Miranda was born in 1932 to Pedro Miranda Martinez and Dolores Neira Peñafiel. Miranda's childhood memories were of harvesting honey from his family's many beehives, which they owned all along the route from Empalme to Guayaquil. Miranda was always drawing as a child, scribbling away on any paper that he could find and copying art from books that his mother had in the house.

Miranda finished his primary studies in Cuenca, where his parents had transferred for work related reasons. Miranda later returned to the port city to attend secondary school at the School Vicente Rocafuerte. In 1950, Miranda's passion for art led him to enroll in the School of Fine Arts in Guayaquil to be mentored by Hans Michaelson and Caesar Andrade Faini.

In 1955, Miranda graduated from the School of Fine Arts and was granted a scholarship by UNESCO to travel Europe and settle in Italy. Miranda attended the Academy of Fine Arts of Rome where he graduated in 1961. The impressive quality of his work earned Miranda many praises from the art critics of the "eternal city". Miranda obtained the First Prize "Via Marguta" and the Prize "Fiat" in 1959; The First Prize "Vittorio Grassi", the "Odescalchi Glass", of Brasiano, and the silver medal by "Il Giornale Di Italy", in 1960. Miranda was influenced by great Italian masters such as: Americo Bertoldi, Mario Mafai, Jarvi Lini, Pericles Pazinni and many others.

In 1961, Miranda returned to Ecuador but was disturbed by its exhausting atmosphere socially, politically and artistically. Miranda was turned off by the Indeginist art scene that dominated in Ecuador for many decades, so he decided to move to New York City. Miranda lived in the New York and New Jersey until 1976.

In 1973, even in his absence, Miranda's work earned him the Second painting Prize of Hall Julio in Guayaquil and the Second painting Prize of Hall October. After returning to Ecuador in 1976, Miranda dedicated himself to art education.

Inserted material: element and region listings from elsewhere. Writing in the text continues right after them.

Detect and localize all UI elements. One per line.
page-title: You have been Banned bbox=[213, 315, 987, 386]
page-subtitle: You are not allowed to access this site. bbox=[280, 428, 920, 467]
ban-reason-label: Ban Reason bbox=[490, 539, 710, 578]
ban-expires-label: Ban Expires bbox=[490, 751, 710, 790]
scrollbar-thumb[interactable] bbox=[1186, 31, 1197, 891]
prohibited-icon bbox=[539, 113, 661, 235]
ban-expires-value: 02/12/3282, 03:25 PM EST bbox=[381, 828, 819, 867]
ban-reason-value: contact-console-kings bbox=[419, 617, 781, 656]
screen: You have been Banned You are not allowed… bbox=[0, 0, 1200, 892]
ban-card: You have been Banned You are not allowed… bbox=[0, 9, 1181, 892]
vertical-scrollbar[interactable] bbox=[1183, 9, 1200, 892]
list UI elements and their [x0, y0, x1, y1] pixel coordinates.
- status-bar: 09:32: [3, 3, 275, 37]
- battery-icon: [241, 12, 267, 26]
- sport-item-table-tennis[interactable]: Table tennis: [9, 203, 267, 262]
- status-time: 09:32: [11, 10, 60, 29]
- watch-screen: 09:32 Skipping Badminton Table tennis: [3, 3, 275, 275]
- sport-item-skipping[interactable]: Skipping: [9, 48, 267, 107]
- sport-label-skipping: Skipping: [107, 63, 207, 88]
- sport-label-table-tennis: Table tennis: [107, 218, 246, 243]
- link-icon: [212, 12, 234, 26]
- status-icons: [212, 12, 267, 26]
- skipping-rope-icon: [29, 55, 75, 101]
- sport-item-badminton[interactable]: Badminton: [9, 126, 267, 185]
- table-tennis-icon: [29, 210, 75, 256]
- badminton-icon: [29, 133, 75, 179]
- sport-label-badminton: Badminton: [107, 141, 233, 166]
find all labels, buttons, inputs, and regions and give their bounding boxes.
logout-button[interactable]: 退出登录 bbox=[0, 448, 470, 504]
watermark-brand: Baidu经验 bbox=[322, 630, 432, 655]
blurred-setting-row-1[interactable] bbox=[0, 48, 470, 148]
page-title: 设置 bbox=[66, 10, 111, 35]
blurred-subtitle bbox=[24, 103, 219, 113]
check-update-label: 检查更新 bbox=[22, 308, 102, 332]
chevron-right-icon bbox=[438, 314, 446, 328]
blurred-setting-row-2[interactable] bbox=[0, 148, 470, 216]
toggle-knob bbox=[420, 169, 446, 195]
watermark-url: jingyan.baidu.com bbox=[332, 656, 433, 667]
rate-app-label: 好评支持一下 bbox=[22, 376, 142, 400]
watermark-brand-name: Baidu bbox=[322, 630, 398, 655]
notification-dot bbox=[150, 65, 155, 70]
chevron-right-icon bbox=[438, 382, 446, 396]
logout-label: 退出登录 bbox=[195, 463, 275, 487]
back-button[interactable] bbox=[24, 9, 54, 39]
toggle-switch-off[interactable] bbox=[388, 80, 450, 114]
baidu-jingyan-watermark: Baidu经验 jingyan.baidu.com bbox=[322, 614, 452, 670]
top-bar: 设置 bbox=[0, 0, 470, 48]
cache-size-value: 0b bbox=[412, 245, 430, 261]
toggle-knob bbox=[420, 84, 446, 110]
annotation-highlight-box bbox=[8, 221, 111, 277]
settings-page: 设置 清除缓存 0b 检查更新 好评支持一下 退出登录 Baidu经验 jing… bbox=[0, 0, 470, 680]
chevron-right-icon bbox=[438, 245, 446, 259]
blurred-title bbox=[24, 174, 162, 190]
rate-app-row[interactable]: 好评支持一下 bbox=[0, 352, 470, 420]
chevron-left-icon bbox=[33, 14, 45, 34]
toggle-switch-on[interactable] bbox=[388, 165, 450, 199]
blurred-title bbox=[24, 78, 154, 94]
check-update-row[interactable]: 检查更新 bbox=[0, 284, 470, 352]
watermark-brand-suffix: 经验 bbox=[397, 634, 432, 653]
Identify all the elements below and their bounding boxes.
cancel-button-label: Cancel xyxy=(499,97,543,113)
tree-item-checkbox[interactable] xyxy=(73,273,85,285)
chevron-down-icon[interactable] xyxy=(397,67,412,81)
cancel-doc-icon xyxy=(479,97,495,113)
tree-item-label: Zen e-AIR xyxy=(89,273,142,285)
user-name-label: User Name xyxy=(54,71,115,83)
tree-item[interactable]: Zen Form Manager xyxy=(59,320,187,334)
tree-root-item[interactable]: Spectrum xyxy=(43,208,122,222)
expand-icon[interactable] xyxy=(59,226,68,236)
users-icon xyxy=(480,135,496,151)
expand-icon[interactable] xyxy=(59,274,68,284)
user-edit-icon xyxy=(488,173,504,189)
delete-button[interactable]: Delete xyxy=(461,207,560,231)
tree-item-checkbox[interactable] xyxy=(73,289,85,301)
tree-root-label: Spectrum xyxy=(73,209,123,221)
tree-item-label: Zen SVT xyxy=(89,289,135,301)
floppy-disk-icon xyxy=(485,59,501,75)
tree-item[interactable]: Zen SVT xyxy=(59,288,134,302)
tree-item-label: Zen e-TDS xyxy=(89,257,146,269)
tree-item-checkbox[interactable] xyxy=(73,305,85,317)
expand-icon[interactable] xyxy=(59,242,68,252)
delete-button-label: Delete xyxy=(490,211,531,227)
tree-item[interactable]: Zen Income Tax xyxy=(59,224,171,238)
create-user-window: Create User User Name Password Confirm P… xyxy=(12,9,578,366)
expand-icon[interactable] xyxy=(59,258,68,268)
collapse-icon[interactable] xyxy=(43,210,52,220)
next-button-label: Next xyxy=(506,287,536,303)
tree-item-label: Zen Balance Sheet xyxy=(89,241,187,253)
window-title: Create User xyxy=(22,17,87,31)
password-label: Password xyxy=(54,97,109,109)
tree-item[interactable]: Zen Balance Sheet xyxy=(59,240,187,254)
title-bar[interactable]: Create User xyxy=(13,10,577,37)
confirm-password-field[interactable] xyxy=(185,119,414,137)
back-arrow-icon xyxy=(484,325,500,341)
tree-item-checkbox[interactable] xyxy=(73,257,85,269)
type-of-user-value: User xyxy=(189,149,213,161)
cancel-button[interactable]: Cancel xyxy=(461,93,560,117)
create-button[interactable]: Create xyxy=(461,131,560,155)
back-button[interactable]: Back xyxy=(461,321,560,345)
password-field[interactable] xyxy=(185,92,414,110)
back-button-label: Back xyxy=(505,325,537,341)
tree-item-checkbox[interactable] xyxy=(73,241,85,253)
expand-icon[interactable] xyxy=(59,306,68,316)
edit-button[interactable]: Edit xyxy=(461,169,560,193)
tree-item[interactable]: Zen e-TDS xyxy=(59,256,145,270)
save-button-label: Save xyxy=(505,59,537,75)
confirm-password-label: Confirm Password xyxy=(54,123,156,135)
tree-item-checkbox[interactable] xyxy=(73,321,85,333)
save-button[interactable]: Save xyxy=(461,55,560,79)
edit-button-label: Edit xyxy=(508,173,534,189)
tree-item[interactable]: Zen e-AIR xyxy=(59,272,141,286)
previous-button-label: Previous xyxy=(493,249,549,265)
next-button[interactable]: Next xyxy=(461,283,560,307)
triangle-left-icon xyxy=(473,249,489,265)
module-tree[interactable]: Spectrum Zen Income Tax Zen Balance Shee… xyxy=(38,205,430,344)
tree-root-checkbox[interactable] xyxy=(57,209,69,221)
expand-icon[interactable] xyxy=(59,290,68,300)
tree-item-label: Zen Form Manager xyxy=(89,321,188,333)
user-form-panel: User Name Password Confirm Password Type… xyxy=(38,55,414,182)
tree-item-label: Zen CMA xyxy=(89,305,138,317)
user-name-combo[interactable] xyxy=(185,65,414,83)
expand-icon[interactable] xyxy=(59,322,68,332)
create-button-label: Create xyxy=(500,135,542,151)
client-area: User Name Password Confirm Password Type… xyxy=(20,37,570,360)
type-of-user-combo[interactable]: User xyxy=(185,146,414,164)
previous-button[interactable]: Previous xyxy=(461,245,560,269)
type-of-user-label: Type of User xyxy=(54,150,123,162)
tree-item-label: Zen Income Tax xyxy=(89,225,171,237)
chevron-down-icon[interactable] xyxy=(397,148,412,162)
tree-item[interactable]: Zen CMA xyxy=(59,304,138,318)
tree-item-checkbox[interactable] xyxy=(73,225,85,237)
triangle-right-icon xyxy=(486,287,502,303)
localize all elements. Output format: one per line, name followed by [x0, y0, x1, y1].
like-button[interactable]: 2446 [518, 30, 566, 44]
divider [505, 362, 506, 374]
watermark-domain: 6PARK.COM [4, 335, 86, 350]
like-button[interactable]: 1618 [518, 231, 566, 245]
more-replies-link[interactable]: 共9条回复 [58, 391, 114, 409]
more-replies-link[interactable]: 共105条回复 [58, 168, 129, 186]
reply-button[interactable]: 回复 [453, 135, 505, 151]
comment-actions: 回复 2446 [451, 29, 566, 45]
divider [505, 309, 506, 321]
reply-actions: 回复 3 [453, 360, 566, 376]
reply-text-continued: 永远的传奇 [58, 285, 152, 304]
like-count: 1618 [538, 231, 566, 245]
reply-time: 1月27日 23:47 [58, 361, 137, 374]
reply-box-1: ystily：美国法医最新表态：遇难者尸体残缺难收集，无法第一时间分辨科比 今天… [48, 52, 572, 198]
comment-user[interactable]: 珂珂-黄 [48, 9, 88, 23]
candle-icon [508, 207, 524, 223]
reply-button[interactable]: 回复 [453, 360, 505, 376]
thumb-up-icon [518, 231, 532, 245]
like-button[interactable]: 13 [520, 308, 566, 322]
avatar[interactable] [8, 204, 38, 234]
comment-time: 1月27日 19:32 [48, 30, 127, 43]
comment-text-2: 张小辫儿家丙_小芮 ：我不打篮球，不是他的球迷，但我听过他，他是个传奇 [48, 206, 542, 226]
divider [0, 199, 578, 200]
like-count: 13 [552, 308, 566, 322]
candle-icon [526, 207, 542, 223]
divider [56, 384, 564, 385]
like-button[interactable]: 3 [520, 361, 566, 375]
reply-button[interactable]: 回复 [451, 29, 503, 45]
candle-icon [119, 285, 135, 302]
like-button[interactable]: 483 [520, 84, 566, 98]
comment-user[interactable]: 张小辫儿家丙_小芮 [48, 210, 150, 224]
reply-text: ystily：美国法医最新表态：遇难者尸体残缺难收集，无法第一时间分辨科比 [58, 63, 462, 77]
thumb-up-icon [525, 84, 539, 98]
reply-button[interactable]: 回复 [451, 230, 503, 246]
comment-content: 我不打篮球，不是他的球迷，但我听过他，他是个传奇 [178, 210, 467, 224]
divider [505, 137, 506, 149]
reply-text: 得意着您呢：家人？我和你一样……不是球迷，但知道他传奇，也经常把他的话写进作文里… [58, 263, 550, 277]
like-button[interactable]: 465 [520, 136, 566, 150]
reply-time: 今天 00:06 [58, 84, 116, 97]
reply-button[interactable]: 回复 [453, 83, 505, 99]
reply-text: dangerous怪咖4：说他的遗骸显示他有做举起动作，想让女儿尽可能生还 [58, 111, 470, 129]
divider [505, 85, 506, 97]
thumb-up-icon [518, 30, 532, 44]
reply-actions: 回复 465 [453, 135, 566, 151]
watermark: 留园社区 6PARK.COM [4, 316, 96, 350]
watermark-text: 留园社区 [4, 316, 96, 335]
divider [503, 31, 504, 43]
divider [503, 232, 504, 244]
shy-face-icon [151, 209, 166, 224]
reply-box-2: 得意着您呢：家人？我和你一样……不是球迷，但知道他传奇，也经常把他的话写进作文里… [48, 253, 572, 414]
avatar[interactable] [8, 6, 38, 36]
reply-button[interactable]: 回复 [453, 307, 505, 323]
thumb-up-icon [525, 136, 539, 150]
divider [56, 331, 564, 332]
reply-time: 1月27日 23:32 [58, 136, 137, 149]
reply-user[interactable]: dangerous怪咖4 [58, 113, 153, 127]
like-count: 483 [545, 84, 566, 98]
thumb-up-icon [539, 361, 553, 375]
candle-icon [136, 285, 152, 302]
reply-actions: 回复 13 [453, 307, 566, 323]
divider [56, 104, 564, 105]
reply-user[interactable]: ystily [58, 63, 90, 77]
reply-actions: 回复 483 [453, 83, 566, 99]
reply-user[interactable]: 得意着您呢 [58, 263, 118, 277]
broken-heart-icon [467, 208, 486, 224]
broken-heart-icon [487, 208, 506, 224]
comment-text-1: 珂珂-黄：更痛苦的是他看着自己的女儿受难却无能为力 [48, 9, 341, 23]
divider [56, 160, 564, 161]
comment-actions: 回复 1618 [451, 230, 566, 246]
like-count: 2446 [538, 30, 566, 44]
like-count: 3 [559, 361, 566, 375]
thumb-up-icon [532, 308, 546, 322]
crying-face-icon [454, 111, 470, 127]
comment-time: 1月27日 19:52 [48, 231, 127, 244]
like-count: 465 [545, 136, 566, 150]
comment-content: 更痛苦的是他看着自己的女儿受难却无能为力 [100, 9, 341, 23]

In 1976, Miranda obtained the First Painting Prize in Hall Julio and Hall October; In 1978, the National Painting Prize of the Central Bank; In 1982, The National Painting Prize of Ecuador; In 1984, Gold Medal to the Artic Merit of the Municipality of Guayaquil.

In the late eighties, Miranda was a professor in the Faculty of Architecture at the Catholic University in Guayaquil. Miranda married his partner Gloria Guerrero who spent her weekends painting alongside her husband. Gloria & Luis moved from Guayaquil to the coast to live in Chanduy, where Miranda focused on painting the life happening around him: daily life on the coast, the working people, the fisherman and their boats, men throwing nets, the sea, the estuary.

Miranda continued to paint every morning. "I have so many ideas for painting, the illusion of paint every day is what keeps me alive".